Earlier, Moroccan Communications Minister Khalid Naciri warned in a statement that the government would be “severe with all those who play with religious values.”
 
He charged that the expelled Christians “took advantage of the poverty of some families and targeted their young children, whom they took in hand, in violation of the kafala [adoption] procedures for abandoned or orphaned children.”
 
Naciri claimed the Morocco was “a land of openness and tolerance,” and said that the expulsions “have nothing to do with the practice of Christianity but with acts of proselytism.”
 
He also insisted that Christians were not being singled out, saying the warning applied to some Islamist sects too.
 
‘Devastated’
 
The 20 foreigners expelled this week included American, British, Dutch and New Zealand nationals. They were working at a place called the Village of Hope in the Atlas Mountains about 60 miles south of Fez, where the children were accommodated in homes with their foster families rather than in a dormitory-type environment.
 
In a statement, Village of Hope (VOH) described the eviction process as “the most painful situation imaginable,” saying parents had been given just a few hours to pack their belongings.
 
“The Moroccan authorities gathered the children together in the school and told them what was happening in the absence of the parents. After that, parents had to further explain to the devastated children what was about to happen. Some of the children have been with their parents for 10 years and the trauma caused was beyond description.”
 
VOH stressed that the authorities had not mistreated the children and were offering them temporary care. “However, parents have no idea what is to happen to their children or how they are coping and have no point of contact with the Moroccan authorities.”
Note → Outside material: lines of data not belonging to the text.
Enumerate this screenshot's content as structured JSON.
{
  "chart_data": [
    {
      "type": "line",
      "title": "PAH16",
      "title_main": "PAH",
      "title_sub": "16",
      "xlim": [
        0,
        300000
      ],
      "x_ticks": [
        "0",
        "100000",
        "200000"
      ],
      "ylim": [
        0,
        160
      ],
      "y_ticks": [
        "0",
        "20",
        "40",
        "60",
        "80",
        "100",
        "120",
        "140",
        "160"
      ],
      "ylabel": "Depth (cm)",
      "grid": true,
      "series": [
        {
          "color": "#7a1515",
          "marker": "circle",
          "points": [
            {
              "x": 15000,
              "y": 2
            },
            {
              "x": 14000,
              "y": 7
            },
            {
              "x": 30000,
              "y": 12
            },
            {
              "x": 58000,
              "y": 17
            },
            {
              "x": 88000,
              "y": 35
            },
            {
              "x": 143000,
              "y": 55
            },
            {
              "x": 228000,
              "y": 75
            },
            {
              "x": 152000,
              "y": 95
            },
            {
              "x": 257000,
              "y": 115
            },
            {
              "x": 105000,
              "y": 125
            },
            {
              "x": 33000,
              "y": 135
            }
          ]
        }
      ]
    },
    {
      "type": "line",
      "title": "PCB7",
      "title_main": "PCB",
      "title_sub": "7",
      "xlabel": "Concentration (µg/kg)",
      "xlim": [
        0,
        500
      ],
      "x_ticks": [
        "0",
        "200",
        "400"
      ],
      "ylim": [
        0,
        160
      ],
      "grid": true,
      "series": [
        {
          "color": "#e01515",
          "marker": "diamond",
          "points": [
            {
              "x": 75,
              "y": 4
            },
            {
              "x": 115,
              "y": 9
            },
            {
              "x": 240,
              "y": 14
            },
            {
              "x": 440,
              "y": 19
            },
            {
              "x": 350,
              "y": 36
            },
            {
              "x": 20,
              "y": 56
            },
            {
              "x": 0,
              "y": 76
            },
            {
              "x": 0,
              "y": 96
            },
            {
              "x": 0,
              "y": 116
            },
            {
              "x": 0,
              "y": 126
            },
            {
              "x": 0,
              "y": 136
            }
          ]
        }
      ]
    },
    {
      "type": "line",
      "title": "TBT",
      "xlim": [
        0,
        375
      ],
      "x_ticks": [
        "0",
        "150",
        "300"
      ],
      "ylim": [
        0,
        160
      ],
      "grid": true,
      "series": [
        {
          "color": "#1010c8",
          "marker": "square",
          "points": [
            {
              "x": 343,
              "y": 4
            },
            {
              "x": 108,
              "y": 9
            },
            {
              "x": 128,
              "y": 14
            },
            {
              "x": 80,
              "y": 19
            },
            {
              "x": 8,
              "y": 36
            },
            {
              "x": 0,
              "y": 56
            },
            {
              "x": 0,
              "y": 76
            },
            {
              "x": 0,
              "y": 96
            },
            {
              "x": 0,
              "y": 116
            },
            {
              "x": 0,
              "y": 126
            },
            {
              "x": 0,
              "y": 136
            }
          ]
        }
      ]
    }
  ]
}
Two of the boys at the Village of Hope hear the news that they may not see their foster dad again. (Photo: Village of Hope)

The group said the authorities had produced no evidence to support the proselytizing allegations, and offered no way of appealing the decision.
 
“VOH fully understands that the Moroccan law prohibits people from promoting a faith other than Islam and has always sought to abide by this law and recognizes the right of the authorities to enforce this law,” the statement said.
 
“All parents, volunteers and visitors to VOH were required to sign a declaration stating that they will abide by the Moroccan law prohibiting evangelism.”
 
The group expressed concern about how the incident would tarnish Morocco’s image, and stressed that its priority was to be reunited with the children.
 
“This is not an issue of Islam vs. Christianity, this is an issue of families torn apart, bewildered and devastated children and heartbroken parents,” it said.
 
“We openly and unashamedly appeal directly to the King [Mohammed VI], as a father himself, to act with mercy and help us reach a point of compromise and reunite the 33 children with the only parents they know.”
 
‘Varying degrees of official restrictions’
 
Meanwhile the MAP news agency carried a brief report about the State Department’s annual report on human rights, which was released in Washington on Thursday.
 
Under the headline, “U.S. hails Morocco's efforts to promote religious tolerance,” the MAP item noted that the U.S. government report stated that the Moroccan government “continued to encourage tolerance and respect among religions.”
 
The quote came from a section on the treatment of Morocco’s small Jewish minority. Elsewhere in the human rights report – but not cited by the MAP agency – the State Department offered a less positive assessment.
 
“Non-Muslim communities openly practiced their faiths with varying degrees of official restrictions,” it said. “The law proscribes efforts to proselytize Muslims.”
 
It reported on an incident last year in which authorities had expelled five foreigners and interrogated citizens about their participation in a private women’s Bible study group.
 
“The authorities confiscated Bibles, books, cellular phones, and a computer; they reportedly pressured the women to return to Islam, mocked their Christian faith, and questioned why they left Islam,” it said.
 
The Christian ministry Open Doors, which maintains an annual watchlist of the 50 countries where Christians face the worst persecution, placed Morocco this year at number 37, a worsening by three places since the 2009 list.